Bifunctional iron-catalyzed alkyne Z-selective hydroalkylation and tandem Z-E inversion via radical molding and flipping
Yongqiang Zhang, Dongmin Fu, Ziyang Chen, Rongqi Cui, Wenlong He, Hongyao Wang, Jia‐Jin Jason Chen, Yufei Chen, Shijun Li, Yu Lan, Chunying Duan, Yunhe Jin
Abstract
The challenging synthesis of thermodynamic-unfavored cis-olefins through catalytic cross-coupling reactions requires the synergistic interaction of substrate-activating units and configuration-regulating catalysts. Successfully hitting these two birds with one stone, we herein develop a convenient photoredox access to Z-alkenes from alkynes and light alkanes with a bifunctional iron-catalyzed system possessing both C(sp3)−H activation and configuration-controlling abilities.

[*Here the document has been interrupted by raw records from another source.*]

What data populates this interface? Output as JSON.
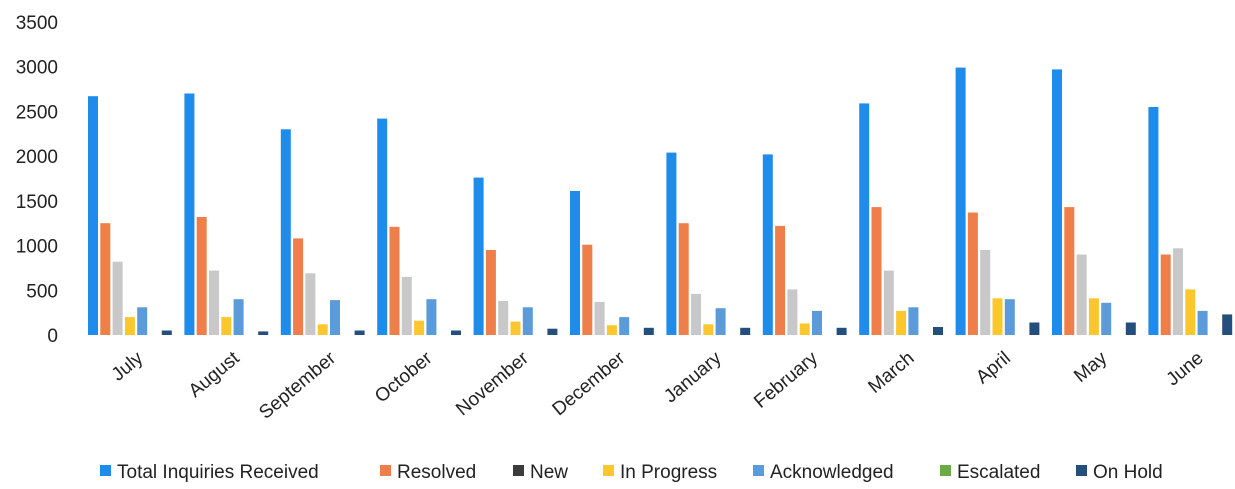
{
  "chart_data": {
    "type": "bar",
    "title": "",
    "xlabel": "",
    "ylabel": "",
    "ylim": [
      0,
      3500
    ],
    "yticks": [
      0,
      500,
      1000,
      1500,
      2000,
      2500,
      3000,
      3500
    ],
    "grid": false,
    "legend_position": "bottom",
    "categories": [
      "July",
      "August",
      "September",
      "October",
      "November",
      "December",
      "January",
      "February",
      "March",
      "April",
      "May",
      "June"
    ],
    "series": [
      {
        "name": "Total Inquiries Received",
        "color": "#1f8ceb",
        "values": [
          2670,
          2700,
          2300,
          2420,
          1760,
          1610,
          2040,
          2020,
          2590,
          2990,
          2970,
          2550
        ]
      },
      {
        "name": "Resolved",
        "color": "#ee7f4b",
        "values": [
          1250,
          1320,
          1080,
          1210,
          950,
          1010,
          1250,
          1220,
          1430,
          1370,
          1430,
          900
        ]
      },
      {
        "name": "New",
        "color": "#c8c8c8",
        "values": [
          820,
          720,
          690,
          650,
          380,
          370,
          460,
          510,
          720,
          950,
          900,
          970
        ]
      },
      {
        "name": "In Progress",
        "color": "#fcc72e",
        "values": [
          200,
          200,
          120,
          160,
          150,
          110,
          120,
          130,
          270,
          410,
          410,
          510
        ]
      },
      {
        "name": "Acknowledged",
        "color": "#5b9bd9",
        "values": [
          310,
          400,
          390,
          400,
          310,
          200,
          300,
          270,
          310,
          400,
          360,
          270
        ]
      },
      {
        "name": "Escalated",
        "color": "#6aab44",
        "values": [
          0,
          0,
          0,
          0,
          0,
          0,
          0,
          0,
          0,
          0,
          0,
          0
        ]
      },
      {
        "name": "On Hold",
        "color": "#244f7c",
        "values": [
          50,
          40,
          50,
          50,
          70,
          80,
          80,
          80,
          90,
          140,
          140,
          230
        ]
      }
    ]
  },
  "legend": {
    "markers": {
      "New": "#3b3b3b"
    }
  }
}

The protocol exhibits 100% atom utilization, mild conditions, a broad substrate scope, and compatibility with multitudinous functional groups. The detailed reaction mechanism and the origin of geometry regulation are well investigated by experimental and computational studies. Progressively, a catalytic amount of diaryl disulfides is introduced for consecutive photoinduced Z−E isomerization via reversible radical addition and flipping. Big steric hindrance substituents assembled on the disulfide emerge necessity for suppressing double-bond migration. This tandem strategy paves a promising way for stereoselective alkene construction and will bring significant inspiration for the development of transition metal photocatalysis. The challenging synthesis of thermodynamic-unfavored cis-olefins through catalytic cross-coupling reactions requires the synergistic interaction of substrate activating units and configuration-regulating catalysts. Herein, the authors report a photoredox access to Z-alkenes from alkynes and light alkanes with a bifunctional iron-catalyzed system.